The battle over stricter emissions standards and the Environmental Protection Agency’s authority to impose those standards may end up with the U.S. Supreme Court.

A U.S. Court of Appeals recently refused to consider an appeals panel ruling that the agency overstepped authority granted by the Clean Air Act in setting new standards for smog and soot. But the court was deeply divided. Two of the 11 judges didn’t participate, and five of the nine who did participate voted to rehear the case. Six votes are required for review.
“This opinion puts EPA in a very strong position for future legal action,” the agency said. It also said it will recommend that the Justice Dept. seek a review before the Supreme Court. “While the appeals process moves forward, we will continue to pursue all available options to secure cleaner air for the American people,” said EPA Administrator Carol Browner. The agency had previously said it would seek legislative changes if it loses in the courts.
Last May, a three-judge appeals court panel, in a 2-1 vote, rejected EPA’s argument that the Clean Air Act gives it unlimited power to set air quality standards for soot (particulate matter) and smog (ozone). The panel also agreed with the American Trucking Assns., which maintained that EPA hadn’t been even-handed in setting new restrictions. Specifically, ATA charged that the agency had failed to consider the beneficial health effects of ground-level ozone along with its detrimental effects.

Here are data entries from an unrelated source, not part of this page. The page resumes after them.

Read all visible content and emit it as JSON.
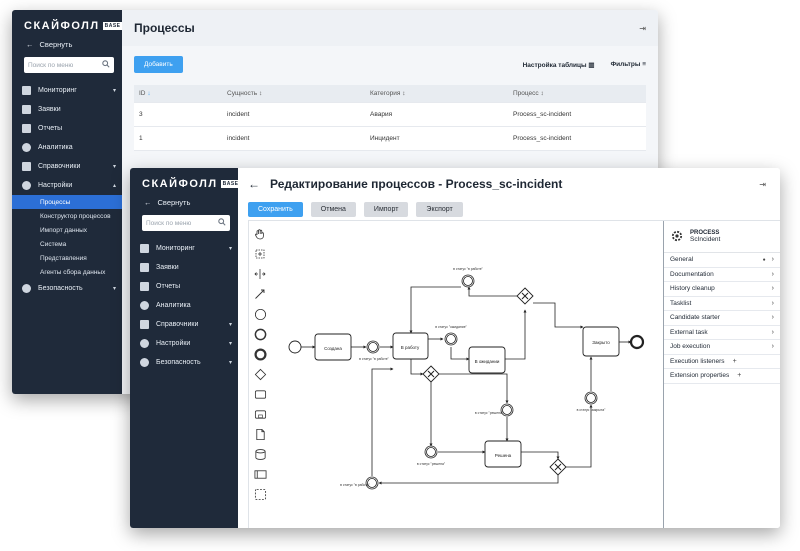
{
  "brand": {
    "logo_text": "СКАЙФОЛЛ",
    "edition": "BASE"
  },
  "window1": {
    "collapse_label": "Свернуть",
    "search_placeholder": "Поиск по меню",
    "nav": [
      {
        "label": "Мониторинг",
        "icon": "monitoring-icon",
        "chevron": "▾"
      },
      {
        "label": "Заявки",
        "icon": "requests-icon",
        "chevron": ""
      },
      {
        "label": "Отчеты",
        "icon": "reports-icon",
        "chevron": ""
      },
      {
        "label": "Аналитика",
        "icon": "analytics-icon",
        "chevron": ""
      },
      {
        "label": "Справочники",
        "icon": "directories-icon",
        "chevron": "▾"
      },
      {
        "label": "Настройки",
        "icon": "gear-icon",
        "chevron": "▴"
      }
    ],
    "sub_nav": [
      "Процессы",
      "Конструктор процессов",
      "Импорт данных",
      "Система",
      "Представления",
      "Агенты сбора данных"
    ],
    "nav_bottom": {
      "label": "Безопасность",
      "icon": "shield-icon",
      "chevron": "▾"
    },
    "page_title": "Процессы",
    "add_button": "Добавить",
    "table_settings": "Настройка таблицы",
    "filters": "Фильтры",
    "table": {
      "headers": [
        "ID",
        "Сущность",
        "Категория",
        "Процесс"
      ],
      "rows": [
        [
          "3",
          "incident",
          "Авария",
          "Process_sc-incident"
        ],
        [
          "1",
          "incident",
          "Инцидент",
          "Process_sc-incident"
        ]
      ]
    }
  },
  "window2": {
    "collapse_label": "Свернуть",
    "search_placeholder": "Поиск по меню",
    "nav": [
      {
        "label": "Мониторинг",
        "icon": "monitoring-icon",
        "chevron": "▾"
      },
      {
        "label": "Заявки",
        "icon": "requests-icon",
        "chevron": ""
      },
      {
        "label": "Отчеты",
        "icon": "reports-icon",
        "chevron": ""
      },
      {
        "label": "Аналитика",
        "icon": "analytics-icon",
        "chevron": ""
      },
      {
        "label": "Справочники",
        "icon": "directories-icon",
        "chevron": "▾"
      },
      {
        "label": "Настройки",
        "icon": "gear-icon",
        "chevron": "▾"
      },
      {
        "label": "Безопасность",
        "icon": "shield-icon",
        "chevron": "▾"
      }
    ],
    "page_title": "Редактирование процессов - Process_sc-incident",
    "buttons": {
      "save": "Сохранить",
      "cancel": "Отмена",
      "import": "Импорт",
      "export": "Экспорт"
    },
    "diagram": {
      "tasks": [
        "Создана",
        "В работу",
        "В ожидании",
        "Закрыто",
        "Решена"
      ],
      "events": [
        "в статус \"в работе\"",
        "в статус \"ожидание\"",
        "в статус \"в работе\"",
        "в статус \"решена\"",
        "в статус \"закрыта\"",
        "в статус \"решена\"",
        "в статус \"в работе\""
      ]
    },
    "props_panel": {
      "kind": "PROCESS",
      "name": "ScIncident",
      "sections": [
        {
          "label": "General",
          "marker": "●",
          "action": "›"
        },
        {
          "label": "Documentation",
          "marker": "",
          "action": "›"
        },
        {
          "label": "History cleanup",
          "marker": "",
          "action": "›"
        },
        {
          "label": "Tasklist",
          "marker": "",
          "action": "›"
        },
        {
          "label": "Candidate starter",
          "marker": "",
          "action": "›"
        },
        {
          "label": "External task",
          "marker": "",
          "action": "›"
        },
        {
          "label": "Job execution",
          "marker": "",
          "action": "›"
        },
        {
          "label": "Execution listeners",
          "marker": "",
          "action": "+"
        },
        {
          "label": "Extension properties",
          "marker": "",
          "action": "+"
        }
      ]
    }
  }
}
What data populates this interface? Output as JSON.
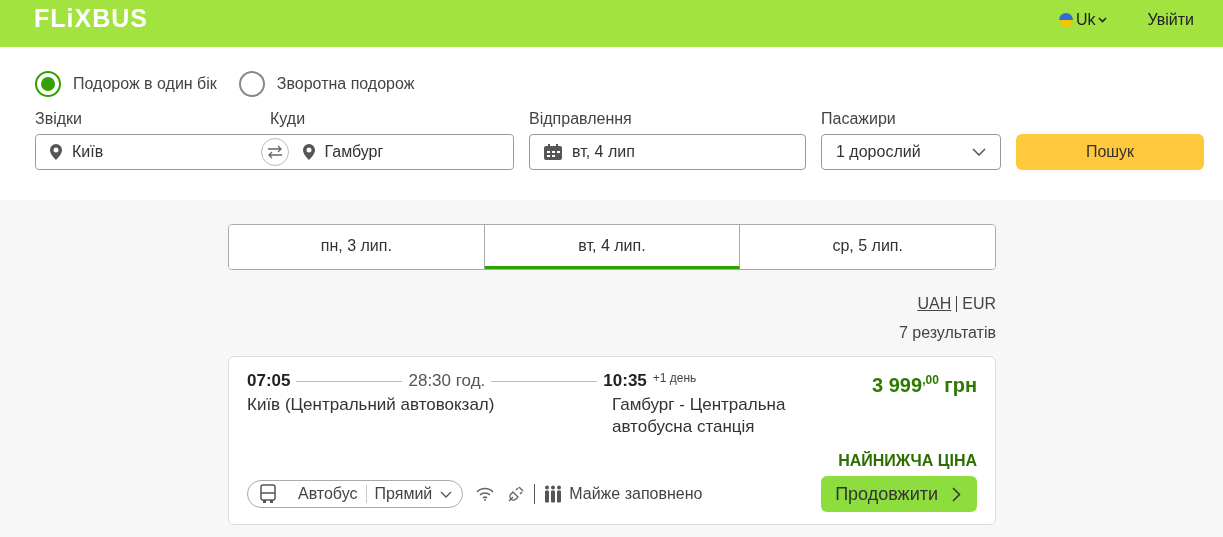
{
  "header": {
    "logo": "FLiXBUS",
    "language": "Uk",
    "login": "Увійти"
  },
  "trip_type": [
    {
      "label": "Подорож в один бік",
      "selected": true
    },
    {
      "label": "Зворотна подорож",
      "selected": false
    }
  ],
  "search": {
    "from_label": "Звідки",
    "from": "Київ",
    "to_label": "Куди",
    "to": "Гамбург",
    "date_label": "Відправлення",
    "date": "вт, 4 лип",
    "passengers_label": "Пасажири",
    "passengers": "1 дорослий",
    "button": "Пошук"
  },
  "date_tabs": [
    {
      "label": "пн, 3 лип.",
      "selected": false
    },
    {
      "label": "вт, 4 лип.",
      "selected": true
    },
    {
      "label": "ср, 5 лип.",
      "selected": false
    }
  ],
  "currencies": [
    {
      "label": "UAH",
      "selected": true
    },
    {
      "label": "EUR",
      "selected": false
    }
  ],
  "results_count": "7 результатів",
  "results": [
    {
      "departure_time": "07:05",
      "duration": "28:30 год.",
      "arrival_time": "10:35",
      "day_offset": "+1 день",
      "from": "Київ (Центральний автовокзал)",
      "to": "Гамбург - Центральна автобусна станція",
      "price": "3 999$^{,00}$ грн",
      "badge": "НАЙНИЖЧА ЦІНА",
      "vehicle": "Автобус",
      "route_type": "Прямий",
      "wifi": true,
      "power": true,
      "availability": "Майже заповнено",
      "button": "Продовжити"
    }
  ]
}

As the matter now stands, EPA must review and revise the standards, then must go through another rulemaking process. Those standards include an ozone reduction from the existing 0.12 parts per million to a more stringent 0.085 ppm. They also include a new eight-hour ozone measurement to replace the current one-hour standard and changes in the way particulate matter is measured. ATA says the changes would cost the trucking industry $45 billion a year.